INSTANT FAMILY (2018)

Mungkin banyak yang memandang sebelah mata Instant Family karena statusnya sebagai drama-komedi ringan. Tapi karya terbaru Sean Anders (Horrible Bosses 2, Daddy’s Home, Daddy’s Home 2) ini sejatinya mengusung pesan penting soal parenting. Pun balutan komedi tak melucuti kekuatan ceritanya, sebab seperti perkataan Karen (Octavia Spencer), “It’s important to have sense of humor in this (parenting)”. Mengasuh anak dapat menimbulkan frustrasi, namun tawa tak boleh dienyahkan dari prosesnya.

Instant Family mengajak kita menertawakan sulitnya mengasuh anak, sambil mengaduk emosi lewat drama keluarga menyentuh. Film ini bagai versi ringan dari Shoplifters milik Hirokazu Kore-eda. Walau pendekatannya amat berbeda, kedua film sama-sama mempertanyakan, “What makes a family?”. Apakah ikatan darah merupakan kewajiban? Ataukah besarnya cinta kasih jadi hal terpenting?

Keinginan menimang buah hati mulai timbul dalam benak pasangan suami-istri, Pete (Mark Wahlberg) dan Ellie (Rose Byrne). Tapi mempertimbangkan usianya, Pete khawatir jika kelak ia sudah terlalu tua begitu sang anak mulai beranjak dewasa.
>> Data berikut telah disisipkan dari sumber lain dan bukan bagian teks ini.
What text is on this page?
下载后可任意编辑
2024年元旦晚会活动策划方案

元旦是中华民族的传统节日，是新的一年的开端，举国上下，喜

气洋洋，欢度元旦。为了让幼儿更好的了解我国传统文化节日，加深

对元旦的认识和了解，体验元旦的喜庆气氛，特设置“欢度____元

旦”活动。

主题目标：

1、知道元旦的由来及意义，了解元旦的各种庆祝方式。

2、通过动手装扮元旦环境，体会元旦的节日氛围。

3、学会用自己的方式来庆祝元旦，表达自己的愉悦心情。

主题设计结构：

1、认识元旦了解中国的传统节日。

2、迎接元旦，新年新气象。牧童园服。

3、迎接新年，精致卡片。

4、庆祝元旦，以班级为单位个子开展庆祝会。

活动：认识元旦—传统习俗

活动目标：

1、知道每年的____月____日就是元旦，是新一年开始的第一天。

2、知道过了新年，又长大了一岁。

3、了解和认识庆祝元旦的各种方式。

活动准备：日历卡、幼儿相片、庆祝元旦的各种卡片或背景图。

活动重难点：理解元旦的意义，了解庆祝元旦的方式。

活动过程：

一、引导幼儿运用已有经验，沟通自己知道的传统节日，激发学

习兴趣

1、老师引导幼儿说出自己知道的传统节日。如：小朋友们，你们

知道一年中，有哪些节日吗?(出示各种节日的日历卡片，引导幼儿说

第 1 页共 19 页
Walau dipresentasikan secara jenaka, topik tersebut sebenarnya relevan. Saya sendiri kerap terlibat obrolan serupa dengan ayah. Itulah alasan di balik keputusan mereka memilih mengadopsi anak berusia sekitar lima tahun.

Tapi atensi mereka justru direbut oleh remaja 14 tahun bernama Lizzie (Isabela Moner), yang juga memiliki dua adik, Juan (Gustavo Quiroz) dan Lita (Julianna Gamiz). Pete dan Ellie pun berujung membawa pulan tiga anak. Keduanya boleh mencari nafkah dari bisnis reparasi rumah, namun itu tak otomatis memudahkan pekerjaan “memperbaiki” ketiga anak angkat mereka, yang mempunyai masa lalu suram akibat sosok ibu tak bertanggung jawab.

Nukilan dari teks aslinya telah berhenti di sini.